Shannon and Weaver’s Model

Claude Shannon developed this model while trying to know what happens to “information bits” as they travel from the source to the receiver in telephone communication. In the process, he isolated the key elements of the Communication process, but missed out feedback which was later added by his colleague, Warren Weaver.

The elements include:
a) The Communication:
 All communication are composed of chains or systems; and a system or chain is no stronger than its weakest link.
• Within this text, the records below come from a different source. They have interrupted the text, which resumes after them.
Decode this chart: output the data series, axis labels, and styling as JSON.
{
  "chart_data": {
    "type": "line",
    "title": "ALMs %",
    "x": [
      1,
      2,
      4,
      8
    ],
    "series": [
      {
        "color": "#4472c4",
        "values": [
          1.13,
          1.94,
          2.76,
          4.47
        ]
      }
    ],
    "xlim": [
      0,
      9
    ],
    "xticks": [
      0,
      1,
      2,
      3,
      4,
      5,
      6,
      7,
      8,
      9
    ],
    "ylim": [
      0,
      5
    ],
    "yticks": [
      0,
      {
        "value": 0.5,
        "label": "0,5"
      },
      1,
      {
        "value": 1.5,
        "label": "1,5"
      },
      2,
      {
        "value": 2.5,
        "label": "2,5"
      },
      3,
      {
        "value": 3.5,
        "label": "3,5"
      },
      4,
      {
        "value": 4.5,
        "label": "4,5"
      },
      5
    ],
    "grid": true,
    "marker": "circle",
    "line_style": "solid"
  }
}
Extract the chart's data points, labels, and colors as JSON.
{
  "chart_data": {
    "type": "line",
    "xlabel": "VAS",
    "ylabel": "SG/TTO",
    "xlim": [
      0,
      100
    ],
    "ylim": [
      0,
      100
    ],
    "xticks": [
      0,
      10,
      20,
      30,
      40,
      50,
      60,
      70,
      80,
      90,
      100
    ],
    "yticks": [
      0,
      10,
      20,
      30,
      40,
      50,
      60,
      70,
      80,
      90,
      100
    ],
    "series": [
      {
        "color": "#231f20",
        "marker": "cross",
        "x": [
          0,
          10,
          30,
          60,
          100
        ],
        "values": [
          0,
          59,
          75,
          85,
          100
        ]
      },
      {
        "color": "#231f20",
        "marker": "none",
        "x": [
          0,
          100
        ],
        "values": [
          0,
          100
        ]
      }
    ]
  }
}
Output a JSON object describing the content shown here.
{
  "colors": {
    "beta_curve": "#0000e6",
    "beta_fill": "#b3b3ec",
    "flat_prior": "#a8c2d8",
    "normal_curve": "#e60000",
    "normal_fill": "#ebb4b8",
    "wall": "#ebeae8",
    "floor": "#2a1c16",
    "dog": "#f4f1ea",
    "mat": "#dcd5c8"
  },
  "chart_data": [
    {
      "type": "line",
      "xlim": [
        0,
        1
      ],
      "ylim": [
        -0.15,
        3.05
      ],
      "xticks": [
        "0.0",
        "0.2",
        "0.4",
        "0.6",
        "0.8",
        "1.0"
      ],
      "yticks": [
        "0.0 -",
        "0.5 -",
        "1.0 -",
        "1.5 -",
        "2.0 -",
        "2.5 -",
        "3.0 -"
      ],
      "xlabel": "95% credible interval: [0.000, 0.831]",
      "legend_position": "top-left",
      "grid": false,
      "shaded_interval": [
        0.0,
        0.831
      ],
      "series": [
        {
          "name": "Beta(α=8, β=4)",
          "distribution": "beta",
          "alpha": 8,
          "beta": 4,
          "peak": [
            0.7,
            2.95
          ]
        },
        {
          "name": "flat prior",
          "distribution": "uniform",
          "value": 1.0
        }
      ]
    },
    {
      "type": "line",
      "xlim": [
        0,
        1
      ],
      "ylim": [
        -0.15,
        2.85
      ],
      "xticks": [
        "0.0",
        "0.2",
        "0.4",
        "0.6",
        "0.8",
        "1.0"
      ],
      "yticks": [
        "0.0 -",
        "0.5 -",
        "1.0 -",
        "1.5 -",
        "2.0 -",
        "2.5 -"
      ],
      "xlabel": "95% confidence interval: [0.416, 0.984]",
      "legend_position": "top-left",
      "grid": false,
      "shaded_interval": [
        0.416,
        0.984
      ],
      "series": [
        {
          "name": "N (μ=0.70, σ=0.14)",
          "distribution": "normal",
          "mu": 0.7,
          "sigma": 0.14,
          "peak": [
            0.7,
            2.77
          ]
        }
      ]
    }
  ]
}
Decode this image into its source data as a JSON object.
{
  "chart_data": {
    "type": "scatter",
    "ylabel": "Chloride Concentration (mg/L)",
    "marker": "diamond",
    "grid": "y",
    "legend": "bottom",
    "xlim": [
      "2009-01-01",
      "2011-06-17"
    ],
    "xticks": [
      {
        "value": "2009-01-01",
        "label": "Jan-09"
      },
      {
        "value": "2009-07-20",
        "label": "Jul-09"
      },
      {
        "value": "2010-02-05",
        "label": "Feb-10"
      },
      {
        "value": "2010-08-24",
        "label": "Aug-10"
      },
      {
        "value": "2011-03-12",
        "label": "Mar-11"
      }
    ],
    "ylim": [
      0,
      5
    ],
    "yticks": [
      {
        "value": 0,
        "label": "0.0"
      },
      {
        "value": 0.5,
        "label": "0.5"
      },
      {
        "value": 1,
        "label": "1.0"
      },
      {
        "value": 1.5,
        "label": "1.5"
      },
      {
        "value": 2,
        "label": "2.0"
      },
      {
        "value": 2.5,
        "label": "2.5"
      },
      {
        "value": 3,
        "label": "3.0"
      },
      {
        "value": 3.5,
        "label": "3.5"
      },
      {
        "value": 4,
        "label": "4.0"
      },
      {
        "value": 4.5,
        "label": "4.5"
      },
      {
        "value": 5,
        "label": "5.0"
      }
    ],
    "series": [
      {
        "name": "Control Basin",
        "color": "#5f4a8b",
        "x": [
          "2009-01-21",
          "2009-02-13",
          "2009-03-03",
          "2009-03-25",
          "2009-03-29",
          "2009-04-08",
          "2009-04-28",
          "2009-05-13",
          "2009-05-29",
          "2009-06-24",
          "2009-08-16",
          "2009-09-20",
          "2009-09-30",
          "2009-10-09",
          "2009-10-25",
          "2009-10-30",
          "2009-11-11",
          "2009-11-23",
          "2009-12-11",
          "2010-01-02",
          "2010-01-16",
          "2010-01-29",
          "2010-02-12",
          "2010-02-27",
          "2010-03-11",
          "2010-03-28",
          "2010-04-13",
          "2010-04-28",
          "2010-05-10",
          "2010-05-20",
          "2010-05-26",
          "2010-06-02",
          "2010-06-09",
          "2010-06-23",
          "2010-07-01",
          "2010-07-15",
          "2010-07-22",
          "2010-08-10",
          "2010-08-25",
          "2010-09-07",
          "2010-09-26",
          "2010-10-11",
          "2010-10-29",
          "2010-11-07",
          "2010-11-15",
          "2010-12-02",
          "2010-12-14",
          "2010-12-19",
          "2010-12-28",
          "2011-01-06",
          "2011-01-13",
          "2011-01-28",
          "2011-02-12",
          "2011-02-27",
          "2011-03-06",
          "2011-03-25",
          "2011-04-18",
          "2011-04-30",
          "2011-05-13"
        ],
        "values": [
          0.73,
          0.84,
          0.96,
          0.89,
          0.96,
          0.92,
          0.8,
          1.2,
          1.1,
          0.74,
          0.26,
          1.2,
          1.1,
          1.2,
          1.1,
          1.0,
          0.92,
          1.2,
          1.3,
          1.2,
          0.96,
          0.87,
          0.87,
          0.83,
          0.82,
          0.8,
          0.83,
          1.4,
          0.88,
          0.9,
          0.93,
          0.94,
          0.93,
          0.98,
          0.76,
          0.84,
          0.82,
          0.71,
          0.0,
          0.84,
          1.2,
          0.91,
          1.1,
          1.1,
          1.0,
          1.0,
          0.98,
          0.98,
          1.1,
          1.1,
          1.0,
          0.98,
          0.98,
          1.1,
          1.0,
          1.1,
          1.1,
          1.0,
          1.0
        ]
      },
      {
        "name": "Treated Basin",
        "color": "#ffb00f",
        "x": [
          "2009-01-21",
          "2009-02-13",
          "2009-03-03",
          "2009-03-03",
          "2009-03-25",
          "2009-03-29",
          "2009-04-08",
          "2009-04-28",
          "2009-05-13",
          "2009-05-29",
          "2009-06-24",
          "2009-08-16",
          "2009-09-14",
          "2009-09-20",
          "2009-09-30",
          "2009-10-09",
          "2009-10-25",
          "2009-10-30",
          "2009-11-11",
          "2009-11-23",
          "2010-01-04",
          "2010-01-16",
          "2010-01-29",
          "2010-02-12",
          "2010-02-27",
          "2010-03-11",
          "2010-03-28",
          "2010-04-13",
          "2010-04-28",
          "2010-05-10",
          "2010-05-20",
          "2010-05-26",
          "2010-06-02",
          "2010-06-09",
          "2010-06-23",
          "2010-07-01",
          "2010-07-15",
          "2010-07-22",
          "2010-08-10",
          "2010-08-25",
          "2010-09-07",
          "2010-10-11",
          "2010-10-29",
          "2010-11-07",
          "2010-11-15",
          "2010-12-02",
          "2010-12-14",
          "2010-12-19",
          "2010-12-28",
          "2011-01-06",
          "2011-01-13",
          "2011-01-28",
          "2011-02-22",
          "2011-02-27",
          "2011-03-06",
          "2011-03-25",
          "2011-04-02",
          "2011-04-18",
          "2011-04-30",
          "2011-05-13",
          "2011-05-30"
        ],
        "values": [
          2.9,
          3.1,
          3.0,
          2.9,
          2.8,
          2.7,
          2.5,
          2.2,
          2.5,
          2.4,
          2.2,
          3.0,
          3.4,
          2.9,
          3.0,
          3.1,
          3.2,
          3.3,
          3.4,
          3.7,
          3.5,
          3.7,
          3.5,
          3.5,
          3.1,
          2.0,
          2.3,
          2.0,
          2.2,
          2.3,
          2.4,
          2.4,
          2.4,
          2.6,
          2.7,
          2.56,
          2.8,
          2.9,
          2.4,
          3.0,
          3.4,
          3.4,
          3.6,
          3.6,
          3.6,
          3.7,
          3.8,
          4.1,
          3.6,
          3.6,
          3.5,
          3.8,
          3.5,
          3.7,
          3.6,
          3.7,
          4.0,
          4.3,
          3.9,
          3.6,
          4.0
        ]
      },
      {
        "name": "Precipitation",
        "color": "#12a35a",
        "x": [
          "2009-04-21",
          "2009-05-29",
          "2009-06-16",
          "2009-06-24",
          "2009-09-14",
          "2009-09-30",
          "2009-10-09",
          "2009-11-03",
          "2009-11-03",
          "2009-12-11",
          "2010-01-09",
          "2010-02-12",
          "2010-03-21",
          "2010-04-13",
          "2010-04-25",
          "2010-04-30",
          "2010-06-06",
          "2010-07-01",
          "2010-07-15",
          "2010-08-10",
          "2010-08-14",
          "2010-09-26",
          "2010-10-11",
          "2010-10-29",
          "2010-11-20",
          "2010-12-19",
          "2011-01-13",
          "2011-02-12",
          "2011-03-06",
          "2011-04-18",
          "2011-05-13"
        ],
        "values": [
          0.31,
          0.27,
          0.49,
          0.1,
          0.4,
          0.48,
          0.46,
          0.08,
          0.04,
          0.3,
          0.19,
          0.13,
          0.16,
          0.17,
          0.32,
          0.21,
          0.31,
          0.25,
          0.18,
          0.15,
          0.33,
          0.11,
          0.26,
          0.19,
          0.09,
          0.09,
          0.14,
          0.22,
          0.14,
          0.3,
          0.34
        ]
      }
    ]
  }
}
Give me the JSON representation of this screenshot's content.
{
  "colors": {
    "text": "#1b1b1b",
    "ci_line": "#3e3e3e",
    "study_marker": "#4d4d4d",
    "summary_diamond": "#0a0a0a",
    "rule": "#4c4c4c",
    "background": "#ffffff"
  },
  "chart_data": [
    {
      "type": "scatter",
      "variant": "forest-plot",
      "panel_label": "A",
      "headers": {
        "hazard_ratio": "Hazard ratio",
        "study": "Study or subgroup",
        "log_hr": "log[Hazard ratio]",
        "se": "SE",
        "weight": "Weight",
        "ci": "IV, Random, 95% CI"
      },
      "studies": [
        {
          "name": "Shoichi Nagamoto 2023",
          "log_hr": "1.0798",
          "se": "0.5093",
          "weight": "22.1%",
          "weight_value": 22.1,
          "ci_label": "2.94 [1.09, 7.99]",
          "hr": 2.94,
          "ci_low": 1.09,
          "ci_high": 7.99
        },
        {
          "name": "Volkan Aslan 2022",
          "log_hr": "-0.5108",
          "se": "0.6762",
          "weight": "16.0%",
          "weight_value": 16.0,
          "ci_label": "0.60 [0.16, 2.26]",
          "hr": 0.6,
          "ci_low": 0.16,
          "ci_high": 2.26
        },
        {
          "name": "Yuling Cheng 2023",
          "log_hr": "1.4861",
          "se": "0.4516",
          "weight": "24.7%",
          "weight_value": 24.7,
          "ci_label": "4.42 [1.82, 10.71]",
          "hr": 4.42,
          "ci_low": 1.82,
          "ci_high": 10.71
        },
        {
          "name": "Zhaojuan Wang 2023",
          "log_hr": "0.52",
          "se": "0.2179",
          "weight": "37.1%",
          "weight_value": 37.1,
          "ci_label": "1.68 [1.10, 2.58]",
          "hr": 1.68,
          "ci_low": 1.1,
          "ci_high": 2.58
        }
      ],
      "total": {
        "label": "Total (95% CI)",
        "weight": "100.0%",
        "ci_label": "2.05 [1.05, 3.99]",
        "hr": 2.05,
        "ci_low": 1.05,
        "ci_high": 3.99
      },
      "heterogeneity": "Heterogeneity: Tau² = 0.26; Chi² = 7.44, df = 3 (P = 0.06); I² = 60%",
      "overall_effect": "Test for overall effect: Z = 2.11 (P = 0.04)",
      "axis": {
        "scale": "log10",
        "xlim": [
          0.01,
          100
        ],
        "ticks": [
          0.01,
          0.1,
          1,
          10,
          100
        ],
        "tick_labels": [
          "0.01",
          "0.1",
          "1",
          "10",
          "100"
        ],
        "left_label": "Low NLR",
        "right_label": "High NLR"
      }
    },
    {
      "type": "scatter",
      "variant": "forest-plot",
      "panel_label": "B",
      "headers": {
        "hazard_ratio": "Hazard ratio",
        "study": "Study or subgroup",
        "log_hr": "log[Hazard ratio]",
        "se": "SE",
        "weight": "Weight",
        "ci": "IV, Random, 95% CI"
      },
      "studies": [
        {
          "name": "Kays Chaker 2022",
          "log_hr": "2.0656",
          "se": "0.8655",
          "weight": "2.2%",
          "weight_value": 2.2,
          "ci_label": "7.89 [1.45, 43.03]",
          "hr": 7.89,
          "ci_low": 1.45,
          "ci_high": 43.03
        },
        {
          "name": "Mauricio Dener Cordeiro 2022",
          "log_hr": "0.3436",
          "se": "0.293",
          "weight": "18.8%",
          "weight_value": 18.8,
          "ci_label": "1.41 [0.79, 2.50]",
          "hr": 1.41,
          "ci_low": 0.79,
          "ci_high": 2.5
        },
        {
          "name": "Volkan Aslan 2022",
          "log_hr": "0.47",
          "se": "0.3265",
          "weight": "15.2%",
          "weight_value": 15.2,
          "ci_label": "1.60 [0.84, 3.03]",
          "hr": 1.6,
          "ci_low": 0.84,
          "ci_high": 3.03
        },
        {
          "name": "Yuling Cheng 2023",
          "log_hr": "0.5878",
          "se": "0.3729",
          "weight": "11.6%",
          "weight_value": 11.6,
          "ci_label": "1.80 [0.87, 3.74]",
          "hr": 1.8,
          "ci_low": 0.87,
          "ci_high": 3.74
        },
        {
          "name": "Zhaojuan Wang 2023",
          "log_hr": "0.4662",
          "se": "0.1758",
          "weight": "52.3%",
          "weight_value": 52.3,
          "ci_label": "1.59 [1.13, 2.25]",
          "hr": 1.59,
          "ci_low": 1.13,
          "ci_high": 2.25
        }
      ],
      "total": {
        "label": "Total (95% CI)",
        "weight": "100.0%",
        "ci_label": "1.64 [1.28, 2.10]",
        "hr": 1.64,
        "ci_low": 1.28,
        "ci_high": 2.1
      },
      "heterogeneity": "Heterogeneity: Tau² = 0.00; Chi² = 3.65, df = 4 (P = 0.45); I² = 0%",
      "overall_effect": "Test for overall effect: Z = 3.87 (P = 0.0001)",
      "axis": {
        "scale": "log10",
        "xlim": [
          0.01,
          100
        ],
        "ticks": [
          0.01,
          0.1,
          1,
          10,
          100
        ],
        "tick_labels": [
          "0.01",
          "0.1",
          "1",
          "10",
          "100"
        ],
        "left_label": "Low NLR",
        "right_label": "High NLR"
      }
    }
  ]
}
b) The information and communication source:
 The entity (individual, group or organisation) that originates the message.
c) The Message:
The information itself, which may be verbal or nonverbal, visual, auditory, or tactile.
d) The Transmitter:
 The person, establishment (or equipment) that encodes and transmits the message on behalf of the source; the transmitter may be the source.
e) The Channel:
The avenue through which the message is transmitted to the receiver.
f) The Destination:
 the central nervous system (e.g. the human brain) where the message is processed for final use.
g) Noise:
This is anything added to the information signal but not intended by the information source, and therefore causing distortion in the message.
Shannon and Weaver attempted to do two things:
1) reduce the communication process to a set of mathematical formulas
2) discuss problems that could be handled with the model.
Shannon and Weaver were not particularly interested in the sociological or psychological aspects of communication. Instead, they wanted to devise a communication system with as close to 100 percent efficiency as possible.